Al cabo de un año de angustias y esperanzas constantemente defraudadas, vieron llegar los tristes náufragos de Jamaica los deseados bajeles salvadores. No es este lugar para la narración minuciosa de los trabajos y las peripecias que experimentó el magnánimo Colón en aquel período de durísimas pruebas. El y su esforzado hermano Don Bartolomé habían tenido que luchar contra la insubordinación y la licencia de la mayor parte de sus compañeros; se habían visto expuestos a morir de hambre, a causa de negarse los indios, agraviados por los españoles rebeldes, a proveerles de víveres; los que al cabo obtuvo Colón, recobrando al mismo tiempo la veneración de aquellos salvajes, gracias al ardid de pronosticarles un eclipse de luna próximo como señal del enojo divino, por haberle ellos desamparado.

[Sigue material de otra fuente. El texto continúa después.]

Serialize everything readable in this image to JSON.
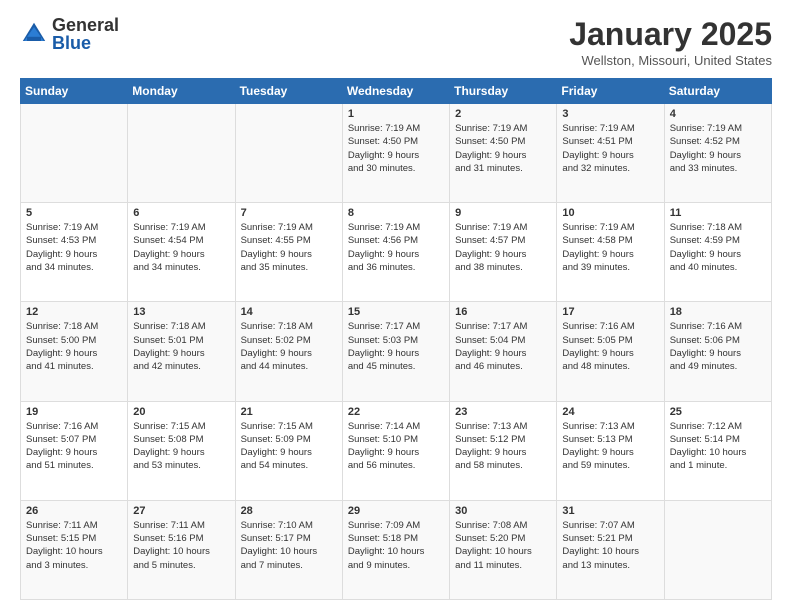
{
  "header": {
    "logo_general": "General",
    "logo_blue": "Blue",
    "month_title": "January 2025",
    "location": "Wellston, Missouri, United States"
  },
  "days_of_week": [
    "Sunday",
    "Monday",
    "Tuesday",
    "Wednesday",
    "Thursday",
    "Friday",
    "Saturday"
  ],
  "weeks": [
    [
      {
        "day": "",
        "info": ""
      },
      {
        "day": "",
        "info": ""
      },
      {
        "day": "",
        "info": ""
      },
      {
        "day": "1",
        "info": "Sunrise: 7:19 AM\nSunset: 4:50 PM\nDaylight: 9 hours\nand 30 minutes."
      },
      {
        "day": "2",
        "info": "Sunrise: 7:19 AM\nSunset: 4:50 PM\nDaylight: 9 hours\nand 31 minutes."
      },
      {
        "day": "3",
        "info": "Sunrise: 7:19 AM\nSunset: 4:51 PM\nDaylight: 9 hours\nand 32 minutes."
      },
      {
        "day": "4",
        "info": "Sunrise: 7:19 AM\nSunset: 4:52 PM\nDaylight: 9 hours\nand 33 minutes."
      }
    ],
    [
      {
        "day": "5",
        "info": "Sunrise: 7:19 AM\nSunset: 4:53 PM\nDaylight: 9 hours\nand 34 minutes."
      },
      {
        "day": "6",
        "info": "Sunrise: 7:19 AM\nSunset: 4:54 PM\nDaylight: 9 hours\nand 34 minutes."
      },
      {
        "day": "7",
        "info": "Sunrise: 7:19 AM\nSunset: 4:55 PM\nDaylight: 9 hours\nand 35 minutes."
      },
      {
        "day": "8",
        "info": "Sunrise: 7:19 AM\nSunset: 4:56 PM\nDaylight: 9 hours\nand 36 minutes."
      },
      {
        "day": "9",
        "info": "Sunrise: 7:19 AM\nSunset: 4:57 PM\nDaylight: 9 hours\nand 38 minutes."
      },
      {
        "day": "10",
        "info": "Sunrise: 7:19 AM\nSunset: 4:58 PM\nDaylight: 9 hours\nand 39 minutes."
      },
      {
        "day": "11",
        "info": "Sunrise: 7:18 AM\nSunset: 4:59 PM\nDaylight: 9 hours\nand 40 minutes."
      }
    ],
    [
      {
        "day": "12",
        "info": "Sunrise: 7:18 AM\nSunset: 5:00 PM\nDaylight: 9 hours\nand 41 minutes."
      },
      {
        "day": "13",
        "info": "Sunrise: 7:18 AM\nSunset: 5:01 PM\nDaylight: 9 hours\nand 42 minutes."
      },
      {
        "day": "14",
        "info": "Sunrise: 7:18 AM\nSunset: 5:02 PM\nDaylight: 9 hours\nand 44 minutes."
      },
      {
        "day": "15",
        "info": "Sunrise: 7:17 AM\nSunset: 5:03 PM\nDaylight: 9 hours\nand 45 minutes."
      },
      {
        "day": "16",
        "info": "Sunrise: 7:17 AM\nSunset: 5:04 PM\nDaylight: 9 hours\nand 46 minutes."
      },
      {
        "day": "17",
        "info": "Sunrise: 7:16 AM\nSunset: 5:05 PM\nDaylight: 9 hours\nand 48 minutes."
      },
      {
        "day": "18",
        "info": "Sunrise: 7:16 AM\nSunset: 5:06 PM\nDaylight: 9 hours\nand 49 minutes."
      }
    ],
    [
      {
        "day": "19",
        "info": "Sunrise: 7:16 AM\nSunset: 5:07 PM\nDaylight: 9 hours\nand 51 minutes."
      },
      {
        "day": "20",
        "info": "Sunrise: 7:15 AM\nSunset: 5:08 PM\nDaylight: 9 hours\nand 53 minutes."
      },
      {
        "day": "21",
        "info": "Sunrise: 7:15 AM\nSunset: 5:09 PM\nDaylight: 9 hours\nand 54 minutes."
      },
      {
        "day": "22",
        "info": "Sunrise: 7:14 AM\nSunset: 5:10 PM\nDaylight: 9 hours\nand 56 minutes."
      },
      {
        "day": "23",
        "info": "Sunrise: 7:13 AM\nSunset: 5:12 PM\nDaylight: 9 hours\nand 58 minutes."
      },
      {
        "day": "24",
        "info": "Sunrise: 7:13 AM\nSunset: 5:13 PM\nDaylight: 9 hours\nand 59 minutes."
      },
      {
        "day": "25",
        "info": "Sunrise: 7:12 AM\nSunset: 5:14 PM\nDaylight: 10 hours\nand 1 minute."
      }
    ],
    [
      {
        "day": "26",
        "info": "Sunrise: 7:11 AM\nSunset: 5:15 PM\nDaylight: 10 hours\nand 3 minutes."
      },
      {
        "day": "27",
        "info": "Sunrise: 7:11 AM\nSunset: 5:16 PM\nDaylight: 10 hours\nand 5 minutes."
      },
      {
        "day": "28",
        "info": "Sunrise: 7:10 AM\nSunset: 5:17 PM\nDaylight: 10 hours\nand 7 minutes."
      },
      {
        "day": "29",
        "info": "Sunrise: 7:09 AM\nSunset: 5:18 PM\nDaylight: 10 hours\nand 9 minutes."
      },
      {
        "day": "30",
        "info": "Sunrise: 7:08 AM\nSunset: 5:20 PM\nDaylight: 10 hours\nand 11 minutes."
      },
      {
        "day": "31",
        "info": "Sunrise: 7:07 AM\nSunset: 5:21 PM\nDaylight: 10 hours\nand 13 minutes."
      },
      {
        "day": "",
        "info": ""
      }
    ]
  ]
}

La realización del eclipse, y acaso más aún, la resolución con que los dos ínclitos hermanos tuvieron que castigar al fin los desmanes de su gente, le atrajeron las mayores muestras de adhesión de parte de los indios, que le ofrecieron sus toscos alimentos en abundancia.

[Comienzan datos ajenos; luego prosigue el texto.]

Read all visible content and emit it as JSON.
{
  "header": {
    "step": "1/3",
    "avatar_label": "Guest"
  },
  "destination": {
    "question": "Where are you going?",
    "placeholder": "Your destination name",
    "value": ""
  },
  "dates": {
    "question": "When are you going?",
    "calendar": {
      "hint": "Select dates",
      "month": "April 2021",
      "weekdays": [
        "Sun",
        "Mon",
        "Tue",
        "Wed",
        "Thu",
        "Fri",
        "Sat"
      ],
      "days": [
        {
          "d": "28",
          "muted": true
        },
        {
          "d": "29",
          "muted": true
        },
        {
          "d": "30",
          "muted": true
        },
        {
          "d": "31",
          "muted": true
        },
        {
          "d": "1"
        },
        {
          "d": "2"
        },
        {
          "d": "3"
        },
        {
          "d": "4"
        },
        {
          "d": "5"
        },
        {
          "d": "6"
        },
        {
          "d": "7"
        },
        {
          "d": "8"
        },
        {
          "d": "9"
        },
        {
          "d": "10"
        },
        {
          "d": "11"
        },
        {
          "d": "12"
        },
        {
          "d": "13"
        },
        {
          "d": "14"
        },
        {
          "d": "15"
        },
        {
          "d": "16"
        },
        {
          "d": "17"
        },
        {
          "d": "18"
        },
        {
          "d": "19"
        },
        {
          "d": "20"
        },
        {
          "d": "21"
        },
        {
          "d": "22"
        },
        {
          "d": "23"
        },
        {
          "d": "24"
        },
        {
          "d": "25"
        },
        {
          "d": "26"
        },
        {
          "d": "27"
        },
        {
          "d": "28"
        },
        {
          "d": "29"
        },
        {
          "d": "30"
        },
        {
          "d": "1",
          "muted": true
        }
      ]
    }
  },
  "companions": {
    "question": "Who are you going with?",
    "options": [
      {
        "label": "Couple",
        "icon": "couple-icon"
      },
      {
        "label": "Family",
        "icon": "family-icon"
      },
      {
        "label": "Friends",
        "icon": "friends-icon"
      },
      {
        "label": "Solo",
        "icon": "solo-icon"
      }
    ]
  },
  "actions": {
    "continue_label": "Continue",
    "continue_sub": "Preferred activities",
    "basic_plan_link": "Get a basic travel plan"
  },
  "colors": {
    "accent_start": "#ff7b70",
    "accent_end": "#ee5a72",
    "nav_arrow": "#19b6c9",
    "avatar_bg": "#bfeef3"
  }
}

La salud del Almirante quedó profundamente quebrantada con los innumerables padecimientos físicos y morales que le abrumaron en aquella desdichadísima expedición.
Cuando llegó el momento de despedirse de los indios, derramaron éstos lágrimas de pesar por la ausencia de Colón, a quien creían un ser bajado del cielo; tanto se recomienda, aun en el ánimo de ignorantes salvajes, la práctica de los principios de humanidad y de justicia.

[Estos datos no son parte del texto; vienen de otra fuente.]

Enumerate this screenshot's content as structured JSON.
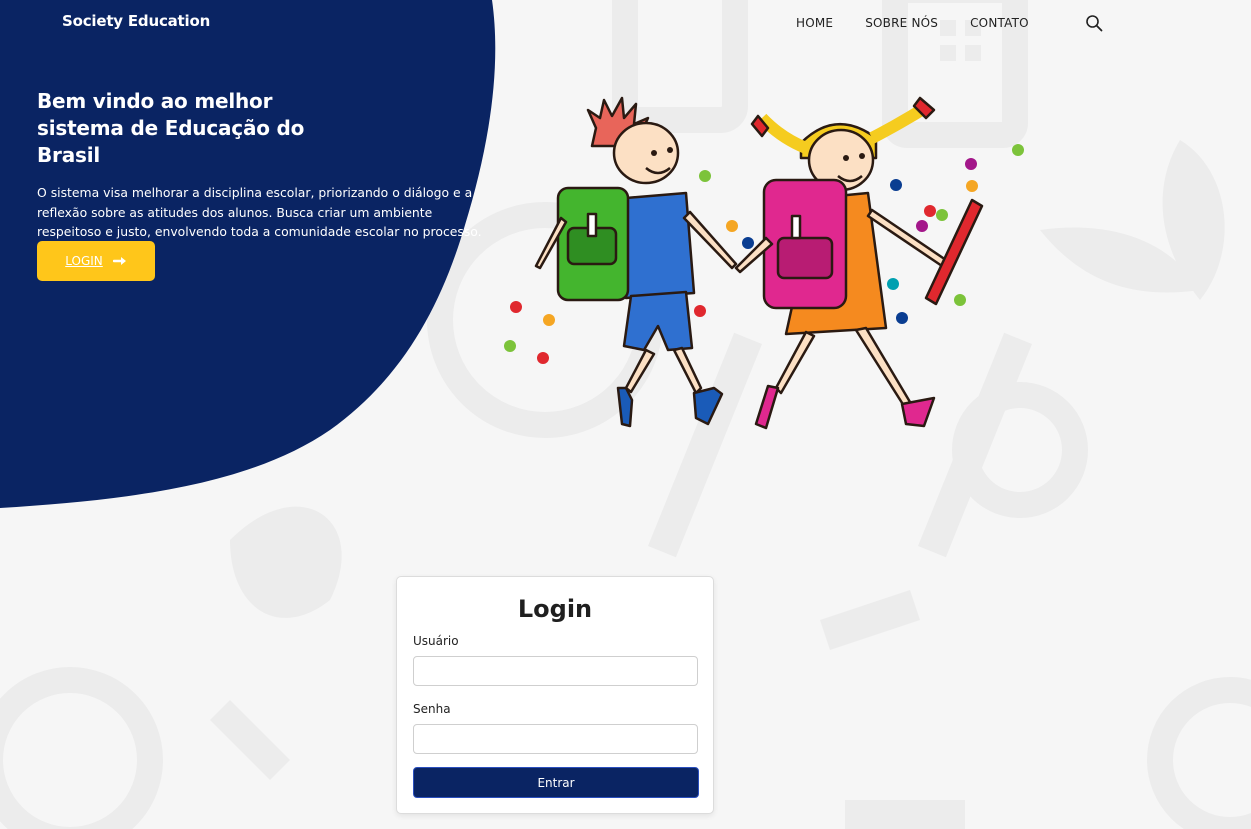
{
  "header": {
    "brand": "Society Education",
    "nav": [
      {
        "label": "HOME"
      },
      {
        "label": "SOBRE NÓS"
      },
      {
        "label": "CONTATO"
      }
    ],
    "search_icon": "search-icon"
  },
  "hero": {
    "title": "Bem vindo ao melhor sistema de Educação do Brasil",
    "description": "O sistema visa melhorar a disciplina escolar, priorizando o diálogo e a reflexão sobre as atitudes dos alunos. Busca criar um ambiente respeitoso e justo, envolvendo toda a comunidade escolar no processo.",
    "login_label": "LOGIN",
    "login_icon": "arrow-right-icon"
  },
  "login_form": {
    "title": "Login",
    "username_label": "Usuário",
    "username_value": "",
    "password_label": "Senha",
    "password_value": "",
    "submit_label": "Entrar"
  },
  "colors": {
    "navy": "#0a2463",
    "yellow": "#ffc61a",
    "background": "#f6f6f6"
  }
}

La adversidad que incesantemente acompañó al Almirante en todo el curso de este su cuarto viaje de descubrimientos, persistió en contrariarle durante la travesía de Jamaica a La Española. Vientos recios de proa, las fuertes corrientes entre ambas islas, y la mar siempre tormentosa, le hicieron demorar cuarenta y seis días en esa navegación que se hacia ordinariamente en ocho o diez. Anclaron los dos bajeles en el puerto de Santo Domingo el 13 de agosto de 1504.